1872, le chasseur d’Indiens Johnny MacKay (Alan Ladd) est convoqué à la Maison Blanche par le président Ulysses S. Grant (Hayden Rorke). Ce dernier a entendu parler du climat de violence qui règne à la frontière de la Californie et de l’Oregon. Les pionniers sont en effet attaqués sans discontinuer par le leader des renégats de la tribu des Modocs, Captain Jack (Charles Bronson). Connaissant sa grande connaissance du terrain et des Indiens, Grant donne à Johnny pour mission d’aller négocier la paix et, pour ce faire, tenter de convaincre le chef des rebelles Modocs de réintégrer la réserve d’où il s’est enfui. Sur le chemin du retour, Johnny escorte Nancy (Audrey Dalton), la nièce d’un colonel à la retraite qu’elle vient rejoindre dans l’Ouest. Leur diligence est attaquée, l’amie du conducteur tuée. Peu de temps après, ils découvrent la famille de Nancy massacrée.
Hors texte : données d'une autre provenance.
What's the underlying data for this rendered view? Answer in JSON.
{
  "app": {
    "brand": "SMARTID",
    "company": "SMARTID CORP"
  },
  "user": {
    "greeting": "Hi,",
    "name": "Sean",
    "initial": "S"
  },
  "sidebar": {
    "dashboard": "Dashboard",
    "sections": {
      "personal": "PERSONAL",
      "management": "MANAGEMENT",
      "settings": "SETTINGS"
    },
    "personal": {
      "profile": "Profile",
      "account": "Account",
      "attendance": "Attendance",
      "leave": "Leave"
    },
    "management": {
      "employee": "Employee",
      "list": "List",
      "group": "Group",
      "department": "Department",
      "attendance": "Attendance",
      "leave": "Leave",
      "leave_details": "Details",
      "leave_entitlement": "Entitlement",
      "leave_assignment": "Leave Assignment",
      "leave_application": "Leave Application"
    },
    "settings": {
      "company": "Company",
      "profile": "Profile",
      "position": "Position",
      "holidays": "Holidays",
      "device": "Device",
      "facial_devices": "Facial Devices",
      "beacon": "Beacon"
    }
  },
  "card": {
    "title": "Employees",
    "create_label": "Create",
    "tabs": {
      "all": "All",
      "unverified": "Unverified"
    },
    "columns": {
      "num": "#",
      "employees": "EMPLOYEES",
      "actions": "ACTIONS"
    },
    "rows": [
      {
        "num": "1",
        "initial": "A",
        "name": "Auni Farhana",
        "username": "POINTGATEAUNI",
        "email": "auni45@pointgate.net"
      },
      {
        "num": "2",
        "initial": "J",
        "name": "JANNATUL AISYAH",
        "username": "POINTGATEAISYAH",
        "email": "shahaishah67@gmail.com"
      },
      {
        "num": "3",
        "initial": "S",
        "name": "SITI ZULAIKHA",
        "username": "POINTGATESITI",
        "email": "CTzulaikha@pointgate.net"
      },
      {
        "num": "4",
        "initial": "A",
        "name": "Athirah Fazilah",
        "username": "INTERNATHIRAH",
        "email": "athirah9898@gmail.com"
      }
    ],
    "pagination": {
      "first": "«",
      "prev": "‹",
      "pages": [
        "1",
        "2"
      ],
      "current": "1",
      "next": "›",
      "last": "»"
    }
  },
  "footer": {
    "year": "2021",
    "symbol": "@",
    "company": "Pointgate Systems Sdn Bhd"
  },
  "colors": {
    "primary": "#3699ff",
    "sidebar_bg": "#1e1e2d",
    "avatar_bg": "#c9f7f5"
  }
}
Ils se rendent à Fort Klamath où Toby (Marisa Pavan) et son frère Manok (Anthony Caruso) apprennent aux soldats que la majorité des membres de leur tribu, les Modocs, souhaitent la paix et qu’ils se désolidarisent de Captain Jack. A Lost River, Johnny rencontre ce dernier qui ne veut rien entendre aux propositions du nouveau "pacificateur", estimant qu’il n’a pas à lâcher un quelconque hectare des terres de ses ancêtres. La tension monte d’un cran lorsqu’un des hommes du Captain Jack est tué de sang-froid par le conducteur de la diligence qui, depuis la mort violente de son amie, ne pensait qu’à se venger. Les raids sanglants contre les pionniers reprennent de plus belle ; la diplomatie ayant échoué, il va falloir employer les grands moyens et aller déloger de force les Indiens récalcitrants...

Analyse et critique

Delmer Daves n’était pas revenu au western depuis le formidable succès de sa première et encore unique tentative dans le genre, le très beau La Flèche brisée (Broken Arrow) en ce tout début de décennie. C’est lui qui avec ce film avait réellement lancé la vague du western pro-Indien - plus qu’Anthony Mann et son pourtant sublime Devil’s Doorway (La Porte du diable) qui était malheureusement passé totalement inaperçu, phagocyté par le triomphe du film de Daves. Pour son retour à ce qui restera son genre de prédilection (avant sa dernière partie de carrière consacrée au mélodrame, il ne réalisera plus pendant cinq ans que des westerns - et quels westerns !), il choisit à nouveau un thème semblable qu’il écrit et scénarise lui-même. Comme si cela ne suffisait pas, il le produit en collaboration avec Alan Ladd pour la nouvelle compagnie créée par ce dernier, Jaguar Productions. On ne peut donc pas dire que ce ne soit pas un film personnel, aucun producteur n’ayant pu interférer dans les intentions premières du réalisateur ; Daves le considérait d’ailleurs comme son film le plus authentique. Eh bien paradoxalement, lorsqu’on adore autant que moi ce cinéaste, Drum Beat a de grandes chances de décevoir, Daves ne répondant pas suffisamment ce coup-ci à nos attentes au vu de ce qu’il avait déjà été capable de faire jusqu’à présent et - si l'on s’avance un peu dans le temps - en comparaison de ses films suivants. Daves, en général plus à son aise dans la "chronique" que dans l’historique, rate ici paradoxalement toutes les digressions qui s’éloignent des faits réels narrés. Mais son Drum Beat, quoique bancal, n’en demeure pas moins dans l’ensemble une honorable et intéressante réussite.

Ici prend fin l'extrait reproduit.